Study author Dr Fanny Mochel at Pitie-Salpetriere University hospital in Paris, France, said the oil could help to improve the metabolic profile of the brain in the early stages of the disease.
"Although the results should be taken with great caution because researchers and participants in the study knew whether or not they were getting the drug, we saw improvement in movement and motor skills in people with Huntington's after one month of therapy," Dr Mochel added.
Huntington's is an inherited condition that causes nerve cells in the brain to degenerate, affecting movements, memory and thinking abilities, and emotions and behaviour.

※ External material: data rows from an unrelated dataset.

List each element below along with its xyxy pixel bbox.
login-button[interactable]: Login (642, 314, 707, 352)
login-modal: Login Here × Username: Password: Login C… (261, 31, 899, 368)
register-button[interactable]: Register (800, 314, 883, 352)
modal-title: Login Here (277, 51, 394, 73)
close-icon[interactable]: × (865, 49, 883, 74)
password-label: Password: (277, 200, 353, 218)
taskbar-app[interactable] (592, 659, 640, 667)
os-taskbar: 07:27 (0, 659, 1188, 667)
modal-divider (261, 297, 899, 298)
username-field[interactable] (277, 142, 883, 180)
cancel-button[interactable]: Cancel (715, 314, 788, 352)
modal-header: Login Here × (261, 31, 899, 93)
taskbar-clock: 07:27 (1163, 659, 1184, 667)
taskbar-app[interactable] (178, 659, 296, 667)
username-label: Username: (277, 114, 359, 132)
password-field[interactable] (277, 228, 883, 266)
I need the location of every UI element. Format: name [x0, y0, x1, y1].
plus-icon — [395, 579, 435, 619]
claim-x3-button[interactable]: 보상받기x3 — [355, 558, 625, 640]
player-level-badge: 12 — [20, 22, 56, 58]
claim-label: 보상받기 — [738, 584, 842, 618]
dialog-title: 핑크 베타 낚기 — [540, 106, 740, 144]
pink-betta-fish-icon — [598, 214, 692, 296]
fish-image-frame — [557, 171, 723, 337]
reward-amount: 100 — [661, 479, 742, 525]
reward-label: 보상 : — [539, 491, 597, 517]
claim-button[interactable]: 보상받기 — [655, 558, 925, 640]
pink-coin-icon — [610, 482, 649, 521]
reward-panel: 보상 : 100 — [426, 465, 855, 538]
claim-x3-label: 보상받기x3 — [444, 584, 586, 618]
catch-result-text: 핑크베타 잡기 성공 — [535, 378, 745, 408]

The child of a parent with Huntington's disease has a 50 per cent chance of developing the disease, with symptoms appearing between the ages of 30 and 50.
Researchers studied nine people in the early stages of Huntington's and 13 people without the disease. Their average age of the participants was 46.
MRI brain scans were used to analyse the energy profile before, during and after the brain was visually stimulated. The test was then repeated one month later.
In those who did not have Huntington's, the brain's metabolism increased during the stimulation, before returning to the normal level. However, no change in metabolism was observed in those with the condition.
During the second part of the study, people with Huntington's were given triheptanoin, a compound made up of special fatty acids that can provide alternative energy to glucose in the brain.
The ten participants, which included five of the participants in the first part of the study, had the flavourless, odourless oil during meals three or four times a day for a month.
When the visual stimulation test was re-run, their brain metabolism was found to be normal.
Dr Mochel said the findings could be used to help those with the family gene for Huntington's disease.